First of all let’s make a simple function to define a rectangular filter in longitude and latitude:

def bbox(long, lat, min_x=-np.inf, max_x=np.inf, min_y=-np.inf, max_y=np.inf):
    """ Bounding box filter

    Parameters
    ----------                        
    long: vaex Expression
        The column of the DataFrame with longitudes
    lat : vaex Expression
        The column of the DataFrame with longitudes
        
    min_i, max_i: float
        The bounding box limits for each coordinate.

    Returns
    -------
    bb_filter : vaex Expression
        Bounding box selection 

    """

    bound_x = (long>min_x) & (long<max_x)
    bound_y = (lat>min_y)  & (lat<max_y)

    bb_filter = bound_x & bound_y

    return bb_filter

Now, we can define the vertices of the bounding boxes for the dropoff location at JFK airport and for pickup locations in lower Manhattan:

bbox_jfk = {'min_x':-73.81850, 'max_x':-73.77123, 'min_y':40.63755, 'max_y':40.66475}
bbox_fin = {'min_x':-74.01993, 'max_x':-73.99855, 'min_y':40.70000, 'max_y':40.71399}

df_g.viz.heatmap([["pickup_longitude", "pickup_latitude"], ["dropoff_longitude", "dropoff_latitude"]], f="log1p", 
                 limits=[[[lon_min, lon_max], [lat_min, lat_max]],[[lon_min, lon_max], [lat_min, lat_max]]], 
                 shape=512, figsize=(12,6),
                 selection=[bbox(df_g.pickup_longitude, df_g.pickup_latitude, **bbox_fin),
                            bbox(df_g.dropoff_longitude, df_g.dropoff_latitude, **bbox_jfk)])

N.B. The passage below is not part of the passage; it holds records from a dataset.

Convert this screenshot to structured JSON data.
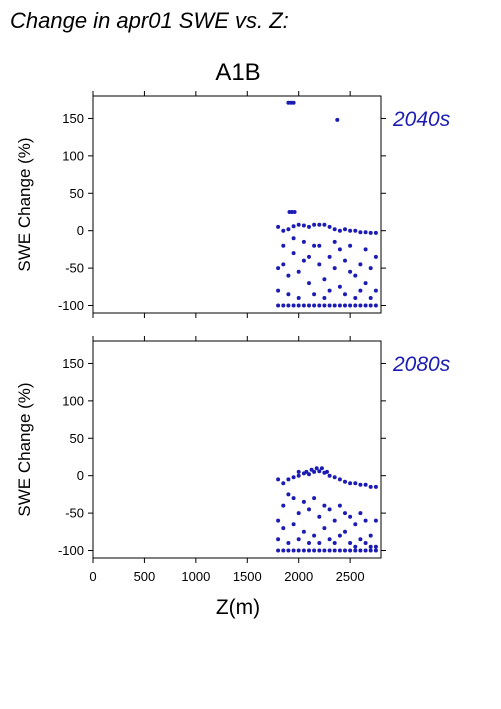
{
  "figure": {
    "title": "Change in apr01 SWE vs. Z:",
    "scenario": "A1B",
    "xlabel": "Z(m)",
    "colors": {
      "points": "#1c1cb4",
      "period_label": "#1c1cb4",
      "axes": "#000000"
    }
  },
  "chart_data": [
    {
      "type": "scatter",
      "period_label": "2040s",
      "ylabel": "SWE Change (%)",
      "xlim": [
        0,
        2800
      ],
      "ylim": [
        -110,
        180
      ],
      "xticks": [
        0,
        500,
        1000,
        1500,
        2000,
        2500
      ],
      "yticks": [
        -100,
        -50,
        0,
        50,
        100,
        150
      ],
      "show_x_tick_labels": false,
      "grid": false,
      "series": [
        {
          "points": [
            [
              1900,
              171
            ],
            [
              1925,
              171
            ],
            [
              1950,
              171
            ],
            [
              2375,
              148
            ],
            [
              1910,
              25
            ],
            [
              1935,
              25
            ],
            [
              1960,
              25
            ],
            [
              1800,
              5
            ],
            [
              1850,
              0
            ],
            [
              1900,
              2
            ],
            [
              1950,
              6
            ],
            [
              2000,
              8
            ],
            [
              2050,
              7
            ],
            [
              2100,
              5
            ],
            [
              2150,
              8
            ],
            [
              2200,
              8
            ],
            [
              2250,
              8
            ],
            [
              2300,
              5
            ],
            [
              2350,
              2
            ],
            [
              2400,
              0
            ],
            [
              2450,
              2
            ],
            [
              2500,
              0
            ],
            [
              2550,
              0
            ],
            [
              2600,
              -2
            ],
            [
              2650,
              -2
            ],
            [
              2700,
              -3
            ],
            [
              2750,
              -3
            ],
            [
              1800,
              -100
            ],
            [
              1850,
              -100
            ],
            [
              1900,
              -100
            ],
            [
              1950,
              -100
            ],
            [
              2000,
              -100
            ],
            [
              2050,
              -100
            ],
            [
              2100,
              -100
            ],
            [
              2150,
              -100
            ],
            [
              2200,
              -100
            ],
            [
              2250,
              -100
            ],
            [
              2300,
              -100
            ],
            [
              2350,
              -100
            ],
            [
              2400,
              -100
            ],
            [
              2450,
              -100
            ],
            [
              2500,
              -100
            ],
            [
              2550,
              -100
            ],
            [
              2600,
              -100
            ],
            [
              2650,
              -100
            ],
            [
              2700,
              -100
            ],
            [
              2750,
              -100
            ],
            [
              1800,
              -50
            ],
            [
              1850,
              -45
            ],
            [
              1900,
              -60
            ],
            [
              1950,
              -30
            ],
            [
              2000,
              -55
            ],
            [
              2050,
              -40
            ],
            [
              2100,
              -70
            ],
            [
              2150,
              -20
            ],
            [
              2200,
              -45
            ],
            [
              2250,
              -65
            ],
            [
              2300,
              -35
            ],
            [
              2350,
              -50
            ],
            [
              2400,
              -25
            ],
            [
              2450,
              -40
            ],
            [
              2500,
              -55
            ],
            [
              2550,
              -60
            ],
            [
              2600,
              -45
            ],
            [
              2650,
              -70
            ],
            [
              2700,
              -50
            ],
            [
              2750,
              -35
            ],
            [
              1800,
              -80
            ],
            [
              1850,
              -20
            ],
            [
              1900,
              -85
            ],
            [
              1950,
              -10
            ],
            [
              2000,
              -90
            ],
            [
              2050,
              -15
            ],
            [
              2100,
              -35
            ],
            [
              2150,
              -85
            ],
            [
              2200,
              -20
            ],
            [
              2250,
              -90
            ],
            [
              2300,
              -80
            ],
            [
              2350,
              -15
            ],
            [
              2400,
              -75
            ],
            [
              2450,
              -85
            ],
            [
              2500,
              -20
            ],
            [
              2550,
              -90
            ],
            [
              2600,
              -80
            ],
            [
              2650,
              -25
            ],
            [
              2700,
              -90
            ],
            [
              2750,
              -80
            ]
          ]
        }
      ]
    },
    {
      "type": "scatter",
      "period_label": "2080s",
      "ylabel": "SWE Change (%)",
      "xlim": [
        0,
        2800
      ],
      "ylim": [
        -110,
        180
      ],
      "xticks": [
        0,
        500,
        1000,
        1500,
        2000,
        2500
      ],
      "yticks": [
        -100,
        -50,
        0,
        50,
        100,
        150
      ],
      "show_x_tick_labels": true,
      "grid": false,
      "series": [
        {
          "points": [
            [
              2075,
              5
            ],
            [
              2125,
              8
            ],
            [
              2175,
              10
            ],
            [
              2225,
              10
            ],
            [
              2275,
              5
            ],
            [
              2000,
              5
            ],
            [
              2050,
              3
            ],
            [
              1800,
              -5
            ],
            [
              1850,
              -10
            ],
            [
              1900,
              -5
            ],
            [
              1950,
              -2
            ],
            [
              2000,
              0
            ],
            [
              2100,
              2
            ],
            [
              2150,
              5
            ],
            [
              2200,
              6
            ],
            [
              2250,
              4
            ],
            [
              2300,
              0
            ],
            [
              2350,
              -2
            ],
            [
              2400,
              -5
            ],
            [
              2450,
              -8
            ],
            [
              2500,
              -10
            ],
            [
              2550,
              -10
            ],
            [
              2600,
              -12
            ],
            [
              2650,
              -12
            ],
            [
              2700,
              -15
            ],
            [
              2750,
              -15
            ],
            [
              1800,
              -100
            ],
            [
              1850,
              -100
            ],
            [
              1900,
              -100
            ],
            [
              1950,
              -100
            ],
            [
              2000,
              -100
            ],
            [
              2050,
              -100
            ],
            [
              2100,
              -100
            ],
            [
              2150,
              -100
            ],
            [
              2200,
              -100
            ],
            [
              2250,
              -100
            ],
            [
              2300,
              -100
            ],
            [
              2350,
              -100
            ],
            [
              2400,
              -100
            ],
            [
              2450,
              -100
            ],
            [
              2500,
              -100
            ],
            [
              2550,
              -100
            ],
            [
              2600,
              -100
            ],
            [
              2650,
              -100
            ],
            [
              2700,
              -100
            ],
            [
              2750,
              -100
            ],
            [
              1800,
              -60
            ],
            [
              1850,
              -70
            ],
            [
              1900,
              -25
            ],
            [
              1950,
              -65
            ],
            [
              2000,
              -50
            ],
            [
              2050,
              -75
            ],
            [
              2100,
              -45
            ],
            [
              2150,
              -80
            ],
            [
              2200,
              -55
            ],
            [
              2250,
              -70
            ],
            [
              2300,
              -85
            ],
            [
              2350,
              -60
            ],
            [
              2400,
              -80
            ],
            [
              2450,
              -75
            ],
            [
              2500,
              -90
            ],
            [
              2550,
              -65
            ],
            [
              2600,
              -85
            ],
            [
              2650,
              -90
            ],
            [
              2700,
              -80
            ],
            [
              2750,
              -95
            ],
            [
              1800,
              -85
            ],
            [
              1850,
              -40
            ],
            [
              1900,
              -90
            ],
            [
              1950,
              -30
            ],
            [
              2000,
              -85
            ],
            [
              2050,
              -35
            ],
            [
              2100,
              -90
            ],
            [
              2150,
              -30
            ],
            [
              2200,
              -90
            ],
            [
              2250,
              -40
            ],
            [
              2300,
              -45
            ],
            [
              2350,
              -90
            ],
            [
              2400,
              -40
            ],
            [
              2450,
              -50
            ],
            [
              2500,
              -55
            ],
            [
              2550,
              -95
            ],
            [
              2600,
              -50
            ],
            [
              2650,
              -60
            ],
            [
              2700,
              -95
            ],
            [
              2750,
              -60
            ]
          ]
        }
      ]
    }
  ]
}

<matplotlib.image.AxesImage at 0x7f9b1408dc90>

The two plots above highlight our rectangular selections in the pickup and dropoff locations maps.

Now let’s define an expression that holds together the two selections (I am also excluding trips that started at JFK, just have a cleaner catalog)

sel_trips = bbox(df_g.pickup_longitude, df_g.pickup_latitude, **bbox_fin) & bbox(df_g.dropoff_longitude, df_g.dropoff_latitude, **bbox_jfk) & ~bbox(df_g.pickup_longitude, df_g.pickup_latitude, **bbox_jfk)

And now let’s use vaex to compute the mean trip duration in seconds for this group of trips as a function of hour of pickup:

%%time
mean = df_g.mean("td_seconds(trip_duration)", binby="pickup_hour", shape=23, selection=sel_trips)

CPU times: user 29.6 s, sys: 4.48 s, total: 34.1 s
Wall time: 11.2 s

plt.plot(np.arange(0,23), mean/60., 'k-', lw=2)
plt.ylim([0, None])
plt.xlabel("hour of pickup")
plt.ylabel("mean trip duration in minutes")
plt.xticks(np.arange(0,23,2));

Perhaps unexpectedly, if you have to take a flight in the afternoon you better ride your taxi quite in advance or consider public transportation!

aand that’s all for this little showcase! I will continue to use vaex for my big data visualisation and exploration needs in the future and I will report here if I see anything cool along the way.